The disputed presidency of Nicolás Maduro, for example, has resulted in the U.S. imposing sanctions against Venezuela’s government, central bank, and national oil company, Petróleos de Venezuela (PDVSA). The pressure of these sanctions is proving to be particularly damaging, with PDVSA’s daily production in decline since 2016.

State-Owned Oil Companies - Venezuela example

In a country for which oil comprises 95% of exports, Venezuela’s economic outlook is becoming increasingly dire. The final straw was drawn in August 2020 when the country’s last remaining oil rig suspended its operations.

Other national oil companies at the receiving end of American sanctions include Russia’s Rosneft and Iran’s National Iranian Oil Company (NIOC). Rosneft was sanctioned by the U.S. in 2020 for facilitating Venezuelan oil exports, while NIOC was targeted for providing financial support to Iran’s Islamic Revolutionary Guard Corps, an entity designated as a foreign terrorist organization.

Climate Pressures

Like the rest of the fossil fuel industry, state-owned oil companies are highly exposed to the effects of climate change. This suggests that as time passes, many governments will need to find a balance between economic growth and environmental protection.

Brazil has already found itself in this dilemma as the country’s president, Jair Bolsonaro, has drawn criticism for his dismissive stance on climate change. In June 2020, a group of European investment firms representing $2 trillion in assets threatened to divest from Brazil if it did not do more to protect the Amazon rainforest.
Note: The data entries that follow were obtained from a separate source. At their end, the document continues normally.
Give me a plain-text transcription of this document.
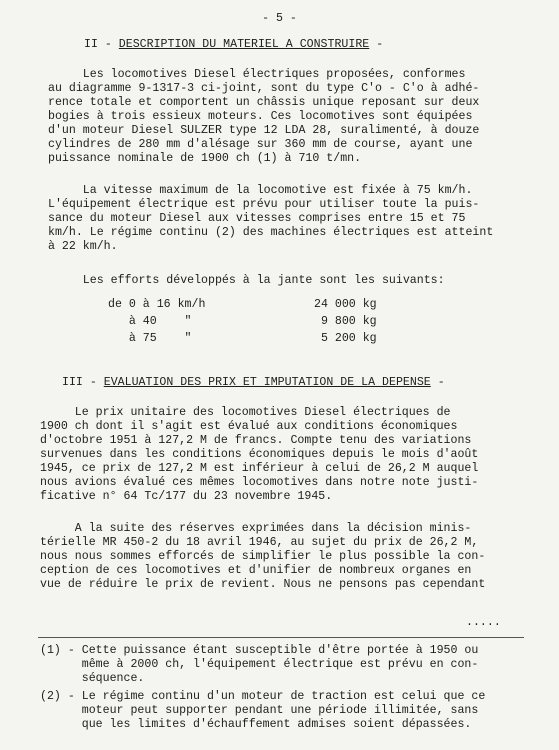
- 5 -
II - DESCRIPTION DU MATERIEL A CONSTRUIRE -
Les locomotives Diesel électriques proposées, conformes
au diagramme 9-1317-3 ci-joint, sont du type C'o - C'o à adhé-
rence totale et comportent un châssis unique reposant sur deux
bogies à trois essieux moteurs. Ces locomotives sont équipées
d'un moteur Diesel SULZER type 12 LDA 28, suralimenté, à douze
cylindres de 280 mm d'alésage sur 360 mm de course, ayant une
puissance nominale de 1900 ch (1) à 710 t/mn.
La vitesse maximum de la locomotive est fixée à 75 km/h.
L'équipement électrique est prévu pour utiliser toute la puis-
sance du moteur Diesel aux vitesses comprises entre 15 et 75
km/h. Le régime continu (2) des machines électriques est atteint
à 22 km/h.
Les efforts développés à la jante sont les suivants:
de 0 à 16 km/h	24 000 kg
à 40    "	9 800 kg
à 75    "	5 200 kg
III - EVALUATION DES PRIX ET IMPUTATION DE LA DEPENSE -
Le prix unitaire des locomotives Diesel électriques de
1900 ch dont il s'agit est évalué aux conditions économiques
d'octobre 1951 à 127,2 M de francs. Compte tenu des variations
survenues dans les conditions économiques depuis le mois d'août
1945, ce prix de 127,2 M est inférieur à celui de 26,2 M auquel
nous avions évalué ces mêmes locomotives dans notre note justi-
ficative n° 64 Tc/177 du 23 novembre 1945.
A la suite des réserves exprimées dans la décision minis-
térielle MR 450-2 du 18 avril 1946, au sujet du prix de 26,2 M,
nous nous sommes efforcés de simplifier le plus possible la con-
ception de ces locomotives et d'unifier de nombreux organes en
vue de réduire le prix de revient. Nous ne pensons pas cependant
.....
(1) - Cette puissance étant susceptible d'être portée à 1950 ou
même à 2000 ch, l'équipement électrique est prévu en con-
séquence.
(2) - Le régime continu d'un moteur de traction est celui que ce
moteur peut supporter pendant une période illimitée, sans
que les limites d'échauffement admises soient dépassées.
These types of ultimatums may be an effective solution for driving climate action forward. In December 2020, Brazil’s national oil company, Petrobras, pledged a 25% reduction in carbon emissions by 2030. When asked about commitments further into the future, however, the company’s CEO appeared to be less enthusiastic.

That’s like a fad, to make promises for 2050. It’s like a magical year. On this side of the Atlantic we have a different view of climate change.

— Roberto Castello Branco, CEO, Petrobras

With its 2030 pledge, Petrobras joins a growing collection of state-owned oil companies that have made public climate commitments. Another example is Malaysia’s Petronas, which in November 2020, announced its intention to achieve net-zero carbon emissions by 2050. Petronas is wholly owned by the Malaysian government and is the country’s only entry on the Fortune Global 500.

Challenges Lie Ahead

Between geopolitical conflicts, environmental concerns, and price fluctuations, state-owned oil companies are likely to face a much tougher environment in the decades to come.

For Petronas, achieving its 2050 climate commitments will require significant investment in cleaner forms of energy. The company has been involved in numerous solar energy projects across Asia and has stated its interests in hydrogen fuels.

Elsewhere, China’s national oil companies are dealing with a more near-term threat. In compliance with an executive order issued by the Trump Administration in November 2020, the New York Stock Exchange (NYSE) announced it would delist three of China’s state-run telecom companies. Analysts believe oil companies such as Sinopec could be delisted next, due to their ties with the Chinese military.